I think that makes sense.

For a slightly different perspective, let’s assume you have your property listed for sale and I’m your agent. Let’s also assume you don’t have a mortgage on it… maybe it’s a second home or piece of land. A buyer approaches us with an offer to purchase but asks for owner financing. No problem, right? He’s offering full price! You’ll get to charge interest…

So far I’ve left out one important detail. When the buyer made that offer I asked him why he was requesting owner financing. He replied, “Well, I just lost my house to foreclosure and can’t get a mortgage.” (Believe it or not, I’ve had this happen more than once and the buyers often don’t “get” the fact that if the bank isn’t going to loan them money, the seller probably won’t either.)

“Ah,” you say. “Let’s make the deal. So what if he can’t pay? I’ll just take the property back and keep any payments he does manage to make.” Before we make the deal, here’s an easy assignment. Call an attorney and ask her just how easy it is to foreclose and how much it costs. Oh, and did I mention that after you finally manage to foreclose your property will be worth significantly less thanks to a declining market?

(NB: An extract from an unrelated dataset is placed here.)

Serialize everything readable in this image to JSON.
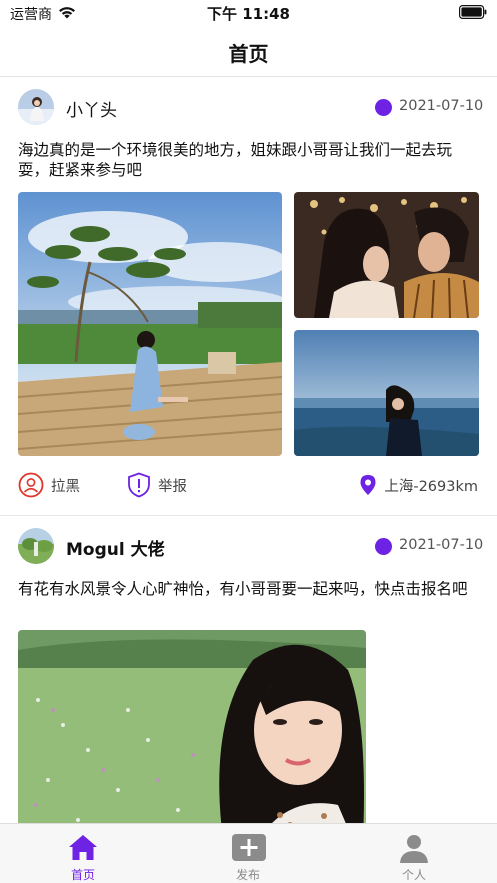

My point here is that we are defining a standard for a Qualified Residential Mortgage and it makes some sense to make that standard conservative. That doesn’t prevent a lender from offering mortgages to people who do not meet that standard. It does require a lender to “retain risk” by keeping a percentage of loans that don’t meet the standard.

Of course I truly am just scratching the surface… to make the point that the flap about QRM is not the issue it’s being made out to be. The sky won’t fall if this legislation passes—and it’s at least mildly interesting that most of the groups crying out against it stand to benefit the most if it doesn’t pass. We might want to consider that legislation that benefits a particular industry is not necessarily legislation that benefits the majority or the economy in general.

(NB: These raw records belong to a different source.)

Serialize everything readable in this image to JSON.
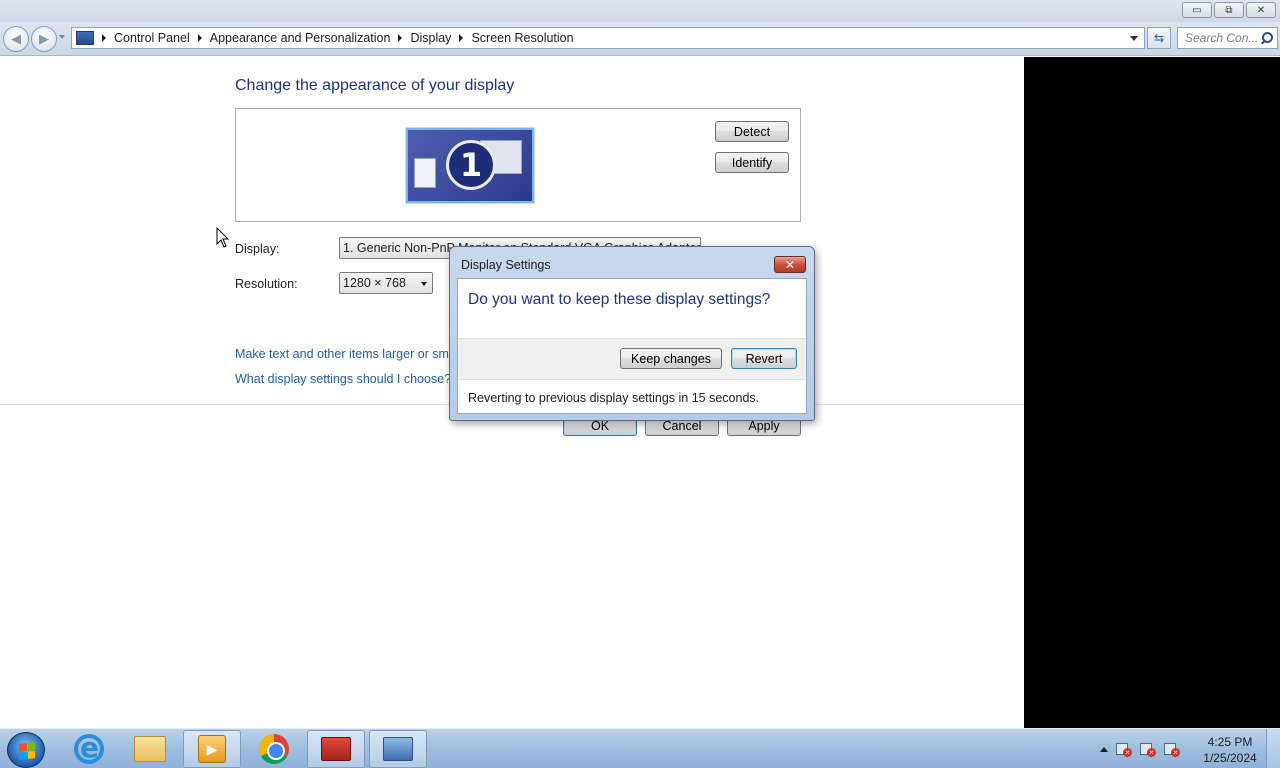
{
  "window": {
    "controls": {
      "minimize": "▭",
      "maximize": "⧉",
      "close": "✕"
    }
  },
  "address": {
    "breadcrumbs": [
      "Control Panel",
      "Appearance and Personalization",
      "Display",
      "Screen Resolution"
    ],
    "search_placeholder": "Search Con..."
  },
  "main": {
    "heading": "Change the appearance of your display",
    "monitor_number": "1",
    "detect_label": "Detect",
    "identify_label": "Identify",
    "display_label": "Display:",
    "display_value": "1. Generic Non-PnP Monitor on Standard VGA Graphics Adapter",
    "resolution_label": "Resolution:",
    "resolution_value": "1280 × 768",
    "link_larger_text": "Make text and other items larger or smaller",
    "link_what_settings": "What display settings should I choose?",
    "ok_label": "OK",
    "cancel_label": "Cancel",
    "apply_label": "Apply"
  },
  "dialog": {
    "title": "Display Settings",
    "close_glyph": "✕",
    "question": "Do you want to keep these display settings?",
    "keep_label": "Keep changes",
    "revert_label": "Revert",
    "footer": "Reverting to previous display settings in 15 seconds."
  },
  "taskbar": {
    "clock_time": "4:25 PM",
    "clock_date": "1/25/2024",
    "items": [
      "internet-explorer-icon",
      "folder-icon",
      "media-player-icon",
      "chrome-icon",
      "toolbox-icon",
      "display-settings-icon"
    ]
  },
  "colors": {
    "heading_blue": "#1e3287",
    "link_blue": "#1e5fa5",
    "taskbar": "#9fbedf"
  }
}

An excellent article on this topic by RIS Media notes, “Many potential buyers are scared off by worries that a home bought this spring could be worth less a few months later, given that prices have fallen by more than 8 percent over the past 12 months, according to” If that’s true (and I think it is) tightening up lending standards is not going to slow the market much. And for those who are with still with me… don’t let this fact escape you: declining prices contribute to the risk factor of making mortgages.

 This is undeniably complicated legislation and I’m not dealing with those complications, but I’m also not willing to overlook common sense.